# Greetings from one of the " over the hill gang"!



## shm353 (Nov 3, 2005)

Hi,
 My name is Scott and I'm 52 (oh god) and I love this website. I find myself hitting it daily not only for info on health and fitness but also comic relief!
 I just went to the Doc today for the usual poking and proding. Hoping bloodwork comes back ok. We talked about fitness and HRT possibilities.
 I am learning everything I can here in hopes to improve the quality of life from here on out. I was the perverbial 90 # weakling for the better part of my youth and have worked construction all my life. I have lifted off and on but without much planning.
 I now weigh 200lbs. at 6'  33" waist and would like to attempt to create a physic to die for, "or die tryin". with all your help. I may ask a dumb question now and then. So bear with me. Thanks.


----------



## lnvanry (Nov 3, 2005)

welcome to IM


----------



## Triple Threat (Nov 4, 2005)

Scott.  Welcome to the 50 and over club at IM.  Other members are gwcaton, Tough Old Man, and myself.  There may be others, but I'm not sure.


----------



## GFR (Nov 4, 2005)

shm353 welcome to IM


----------



## pitbull182 (Nov 4, 2005)

pitbull182 49 next month.Like the site very much very informative.I check in daily


----------



## Pylon (Nov 5, 2005)

Welcome aboard!


----------



## Triple Threat (Nov 5, 2005)

How come Rob didn't welcome shm353?    Doesn't he like old people anymore?


----------



## min0 lee (Nov 5, 2005)

CaptainDeadlift said:
			
		

> How come Rob didn't welcome shm353?    Doesn't he like old people anymore?

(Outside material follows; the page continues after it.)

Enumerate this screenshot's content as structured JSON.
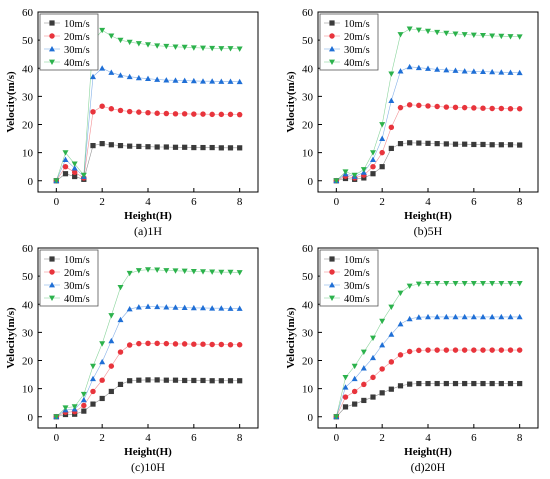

I think Pylon took over for the day.


----------



## Triple Threat (Nov 5, 2005)

Foreman does a really good impersonation.


----------



## gwcaton (Nov 5, 2005)

CaptainDeadlift said:
			
		

> Scott. Welcome to the 50 and over club at IM. Other members are gwcaton, Tough Old Man, and myself. There may be others, but I'm not sure.


You're in good company  !!!  Welcome


----------



## P-funk (Nov 5, 2005)

welcome.


----------



## BritChick (Nov 5, 2005)

Hey, welcome to IM.
Good luck with all your goals.


----------



## shm353 (Nov 6, 2005)

"It's designed to break your heart. The game begins in the spring, when everything is new again, and it blossoms in the summer, filling the afternoons and evenings, and then as soon as the chill rains comes, it stops, and leaves you to face the fall alone." -A. B. Giamatti





> Thanks for all your support. You're all *GOLDEN*.
> Aging is not as much a physical/visual adjustment as it is a psychological one.
> Working to combat aging in the battle of the mind takes a large army of oneself!
> Support means inspiration.
> ...


----------



## Arnold (Nov 6, 2005)

shm353 welcome to IM!


----------



## MyK (Nov 25, 2005)

welcome to IM!


----------